I tried to see if there was any variation in most common consonant pairs over the centuries. You can see that there is some, but not much. The YN in Chaucer come from words like "myn" for "mine". In the 1700’s words containing MY seem to have been more popular. In the latter half of the 20th century, there seem to be more words containing PL – but I need to find another two non-copyright texts to analyse. Shakespeare’s plays have the names of the speaker at the beginning of every paragraph spoken – hence, CB is one of the top 10 consonant pairs in Macbeth.

It is possible that some editions of these works may have spelling modernized or ‘corrected’ thus giving the wrong results. However, from my brief look at the texts, Project Gutenberg seems to have kept the original wording and spelling. I also wanted to see if there were any differences between US and British works, but found nothing obvious in this small sample of texts. It was difficult thinking of texts from both countries in each century. One known difference is that American spelling often replaces the English S with Z as in "analyse", "paralyse", "recognise".

Commentary on Peculiarities

One can see from this sample of texts that in all cases for the last 400 years, TH is by far the most common consonant pair. This is very unfortunate for non-English speakers as the only languages with the TH sound are English, Greek, Gothic (long since gone!) and Icelandic. (Oh! the Zaragosa region of Spain pronounces S as TH because one of their rulers a long time ago had a lisp and they all had to imitate him. I wonder how they would speak if he had a stutter?!)

Why do we have a TH sound? The TH words in English came from Gothic, Scandinavian (Icelandic), and more recently, Greek. Here’s probably what happened:

Gothic died out around 1000 years ago (between 500 and 900 AD). [Perhaps Goths came up with this name for themselves so that no one else could pronounce it!] Some of our words may have come from the Goths, but they are not a direct ancestor of English. The Goths were busy razing Rome and then raising Gothic Cathedrals, and never made it to Bonnie England. Marauding Vikings (750-1050) may have brought the dreaded TH sound to English shores.
(th-th-thanks for noth-th-thing!) Icelandic actually has two type of TH sounds, the ‘thorn’ þand the ‘edh’ ð. I don’t know how much Icelandic there is in English, but we also have two types of TH sounds – say "think" and "this" to hear the difference. Further down the (historical) road, Britain was importing many things from the continent. It seems that when words were imported from Germany and Holland, many ‘D’s were changed to ‘TH’s – e.g. ‘dank’ to ‘thank’ – definitely an improvement, right? Anglo-Saxon snobbery or just a thtrange custom? Finally, in the past century, cool technical words have been imported from Greek (like ‘thermometer’ and ‘telethon’), or simply made up from Greek sounding words. The Greek letter for TH is Q or q (theta), belovéd by trigonometry students around the world.

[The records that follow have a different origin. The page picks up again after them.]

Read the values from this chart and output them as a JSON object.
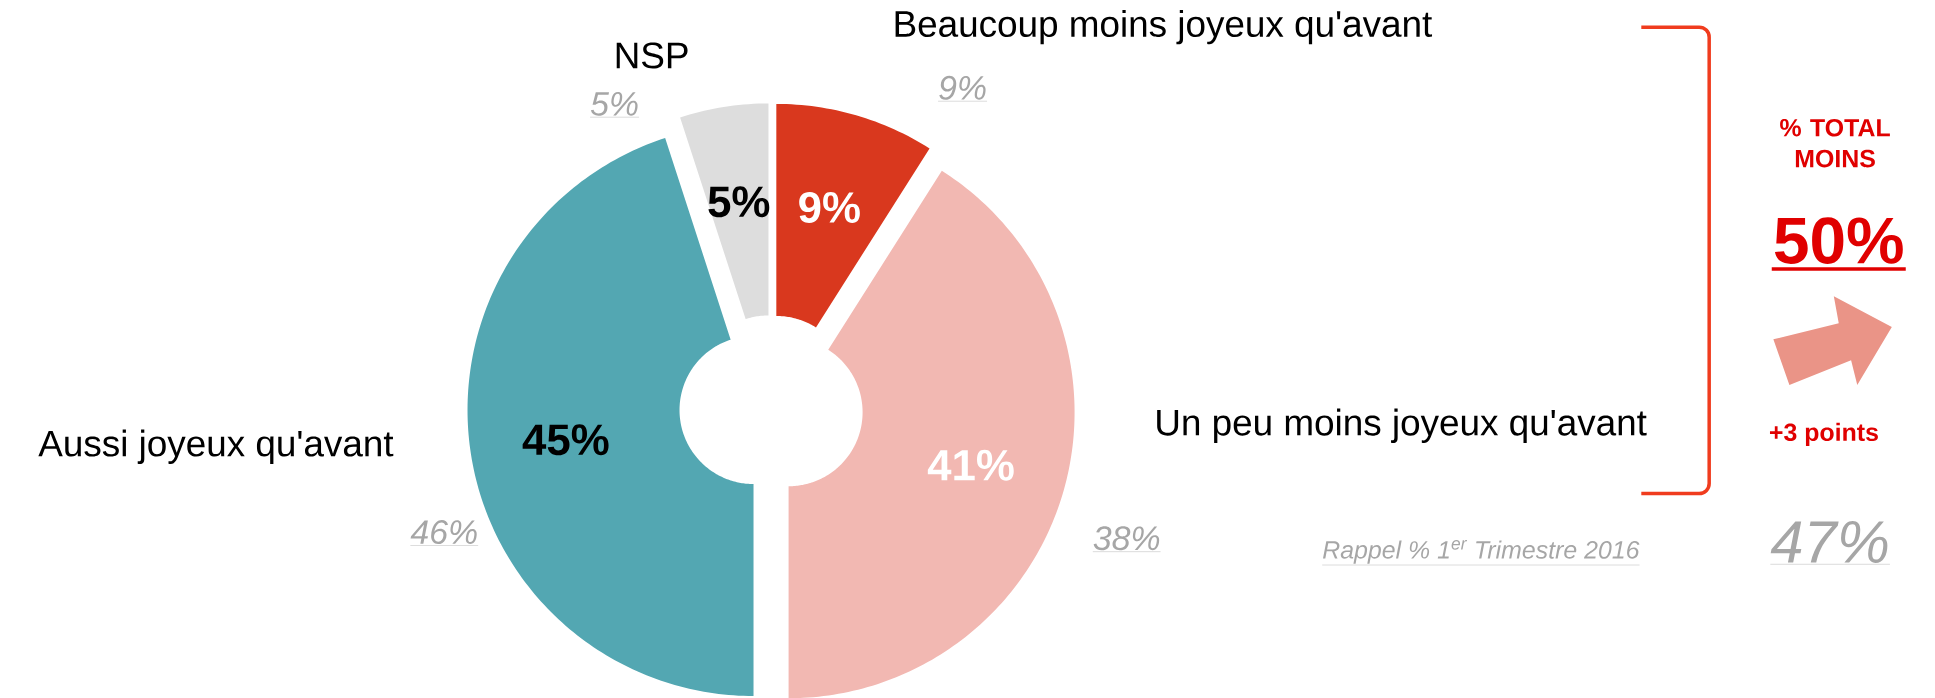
{
  "chart_data": {
    "type": "donut",
    "categories": [
      "Beaucoup moins joyeux qu'avant",
      "Un peu moins joyeux qu'avant",
      "Aussi joyeux qu'avant",
      "NSP"
    ],
    "values": [
      9,
      41,
      45,
      5
    ],
    "colors": [
      "#d9381e",
      "#f2b8b2",
      "#53a7b2",
      "#dddddd"
    ],
    "value_labels": [
      "9%",
      "41%",
      "45%",
      "5%"
    ],
    "annotations": [
      "9%",
      "38%",
      "46%",
      "5%",
      "Rappel % 1$^{er}$ Trimestre 2016",
      "47%",
      "% TOTAL MOINS",
      "50%",
      "+3 points"
    ]
  }
}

In all cases WH is also within the top 10 consonant pairs. Why do we have so many WH combinations when the H is silent? Well, in old English, WH was both written and pronounced as HW – say ‘hwat’ – literally. Almost all of the words that are now written as "WH…" were originally written "HW…". This changed when the Normans who conquered England in 1066 AD and redefinded the spelling of many words including these HW ones (don’t you wish that you had that power!). Finally, a few WH words were initially "W…" words which were aspirated by the addition of an H – such as "whip" from "wippe". Posh? – not!

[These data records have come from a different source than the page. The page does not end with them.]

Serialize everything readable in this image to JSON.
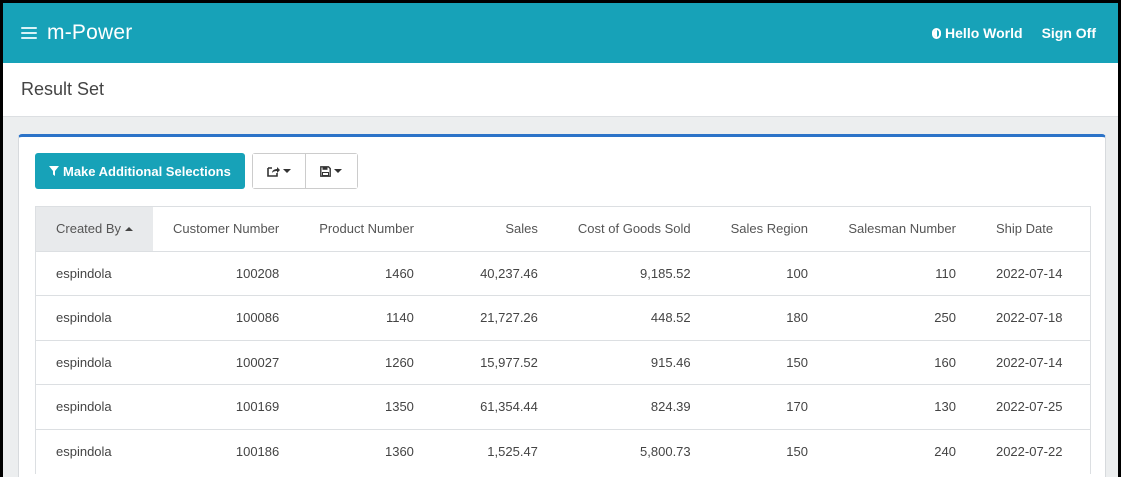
{
  "navbar": {
    "brand": "m-Power",
    "user_name": "Hello World",
    "sign_off": "Sign Off"
  },
  "page": {
    "title": "Result Set"
  },
  "toolbar": {
    "selections_label": "Make Additional Selections",
    "share_icon": "share-icon",
    "save_icon": "save-icon"
  },
  "table": {
    "columns": [
      "Created By",
      "Customer Number",
      "Product Number",
      "Sales",
      "Cost of Goods Sold",
      "Sales Region",
      "Salesman Number",
      "Ship Date"
    ],
    "sorted_column": "Created By",
    "sort_direction": "ascending",
    "rows": [
      [
        "espindola",
        "100208",
        "1460",
        "40,237.46",
        "9,185.52",
        "100",
        "110",
        "2022-07-14"
      ],
      [
        "espindola",
        "100086",
        "1140",
        "21,727.26",
        "448.52",
        "180",
        "250",
        "2022-07-18"
      ],
      [
        "espindola",
        "100027",
        "1260",
        "15,977.52",
        "915.46",
        "150",
        "160",
        "2022-07-14"
      ],
      [
        "espindola",
        "100169",
        "1350",
        "61,354.44",
        "824.39",
        "170",
        "130",
        "2022-07-25"
      ],
      [
        "espindola",
        "100186",
        "1360",
        "1,525.47",
        "5,800.73",
        "150",
        "240",
        "2022-07-22"
      ]
    ]
  },
  "colors": {
    "accent": "#17a2b8",
    "card_top_border": "#2c73c8"
  }
}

Nowadays we generally don’t pronounce the ‘H’ anymore – except perhaps in Wales and in the word "white". (Are there hwite hwales in Wales?) Interestingly enough, professional singers pronounce WH words as HW to make them easier to understand and soften the vowels. Interestingly enough, Tolkein included a rune for the HW sound when he invented his elvish alphabet.

Having come full circle back to Tolkein, we will stop here.
[sic] means that the spelling error was in the original document and not intruduced [sic] in the publishing process.

Michael Harwood
12 Dec 2002

I just found out from my students that Albanian and Arabic also have the TH sound! If this is true, then perhaps there are more TH languages out there!